9 We use it to bless the Lord and Father, but we also use it to curse people who are made in God’s image: 10 the blessing and curse come out of the same mouth. My brothers, this must be wrong – 11 does any water supply give a flow of fresh water and salt water out of the same pipe? 12 Can a fig tree yield olives, my brothers, or a vine yield figs? No more can sea water yield fresh water.
We make use of the tongue to bless the Lord and Father in the liturgical assembly and in personal prayer. Out of the same mouth comes the curse, though. We curse man who was made in God’s image, not just a ‘creature’. Therefore St James warns us: that must not happen. (13:10) Then St James draws some examples from the natural world, which cannot be double-faced: a water supply cannot give a flow of fresh water and salt water at the same time; a fig tree cannot yield olives; a vine cannot yield figs; a fresh water spring cannot give sea water.


Conclusions

Let us quote some relevant sentences by Pope Francis on this matter:
“When I blacken somebody, when I criticize unjustly, when I ‘fleece’ a brother by my tongue, I am slandering him.

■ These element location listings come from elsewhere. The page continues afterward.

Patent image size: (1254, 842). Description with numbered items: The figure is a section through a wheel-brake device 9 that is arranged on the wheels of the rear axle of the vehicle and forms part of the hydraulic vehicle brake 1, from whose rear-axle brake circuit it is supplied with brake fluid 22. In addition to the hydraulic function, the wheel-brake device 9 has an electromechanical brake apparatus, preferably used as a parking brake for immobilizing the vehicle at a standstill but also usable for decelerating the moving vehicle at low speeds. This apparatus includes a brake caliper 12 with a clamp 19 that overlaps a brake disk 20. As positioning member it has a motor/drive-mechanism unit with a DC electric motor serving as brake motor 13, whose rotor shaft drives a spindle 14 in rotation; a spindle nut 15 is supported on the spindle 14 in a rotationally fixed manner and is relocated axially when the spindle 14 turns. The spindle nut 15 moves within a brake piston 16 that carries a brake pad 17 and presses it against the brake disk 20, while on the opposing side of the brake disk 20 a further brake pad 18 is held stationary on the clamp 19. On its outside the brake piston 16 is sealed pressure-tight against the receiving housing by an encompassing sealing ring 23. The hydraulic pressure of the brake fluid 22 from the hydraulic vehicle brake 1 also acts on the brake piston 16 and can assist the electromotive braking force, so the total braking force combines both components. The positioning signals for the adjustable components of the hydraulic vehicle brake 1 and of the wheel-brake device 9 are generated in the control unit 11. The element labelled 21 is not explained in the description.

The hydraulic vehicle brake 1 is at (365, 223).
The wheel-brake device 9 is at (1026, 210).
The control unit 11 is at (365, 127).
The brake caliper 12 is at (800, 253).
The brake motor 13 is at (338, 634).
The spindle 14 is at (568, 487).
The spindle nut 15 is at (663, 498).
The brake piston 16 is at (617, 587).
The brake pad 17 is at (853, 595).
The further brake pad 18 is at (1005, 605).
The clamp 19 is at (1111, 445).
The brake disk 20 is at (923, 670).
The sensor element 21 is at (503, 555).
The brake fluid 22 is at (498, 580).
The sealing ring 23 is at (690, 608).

Words can kill too. Let us be careful about this.”
“He who sins like this, is a superficial man, who cares very little about the Word of the Gospel: at the end of the day, he is indifferent to his neighbour’s sorrows. He is a Christian who is not really a Christian, a ‘drawing-room’ Christian, a ‘patisserie’ Christian.”
“The more a Christian is detached from the Word and from prayer, the more he is influenced by careerism, superficiality, ambition, pride, jealousy, envy. All that should be left out of the Church.”
“The theologian Bernard Haring was right, when at the times of Vatican II he was speaking of ‘clericas invidia’ (‘clerical envy’), as well as Dante who defined envy ‘the whore of the courts’. Satan is the first slanderer of history; since then, his activity has been restless. He never went on holiday; and his ‘production cycle’ has always worked well. He is an obstacle to unity. Everywhere, not only within the Church. ‘It is him who divides, who breaks relations, who insinuates prejudices… this is the work of the devil’.”
“To gossip is a form of terrorism, because those who gossip are similar to terrorists who throw a bomb and then flee: destroying everything by their tongue, enemies of peace. They are very cunning. They are not suicidal terrorists, no, they preserve themselves well.”
“Every time you are tempted to say something divisive or to slander, bite your tongue! I assure you that if you exercise like this, at first your tongue will swell greatly. Because dividing is the devil’s job…”

Oratio

And Pope Francis advises all those who cannot renounce saying the last word, to say the following prayer, and to share it with all those who are afflicted by the same problem:
“Lord who gave me life, give me the grace to be able to pacify, to reconcile others. You poured Your blood… Make me able not to care if my tongue swells when I bite it before slandering others.”

Contemplatio

My tongue too is a wild beast that cannot be tamed. How great is the evil that may be made to myself as well as to the People of God!
To praise and to curse: this is a tormenting and killing contradiction.
We have been given the task (in fact, it is a gift) to take care of the life of the People of God, starting from the community we are part of and in which we fulfil our consecration. This must be done not just in theory but in concrete terms, through the common union with the other members, whose “fons and culmen” (‘font and summit’) is the Eucharist: ‘communion with the Lord’ and with His body, of which we are the members.
Then, how can we let our tongues, through gossip and slander, divide us from the rest? How can we let our tongues whisper in somebody else’s ears words which slander a third party? Don’t we understand that by destroying communion we destroy also ourselves, who are the “living members” of that communion?
It is really necessary to beg the Lord that He may enable us to speak always in a responsible manner.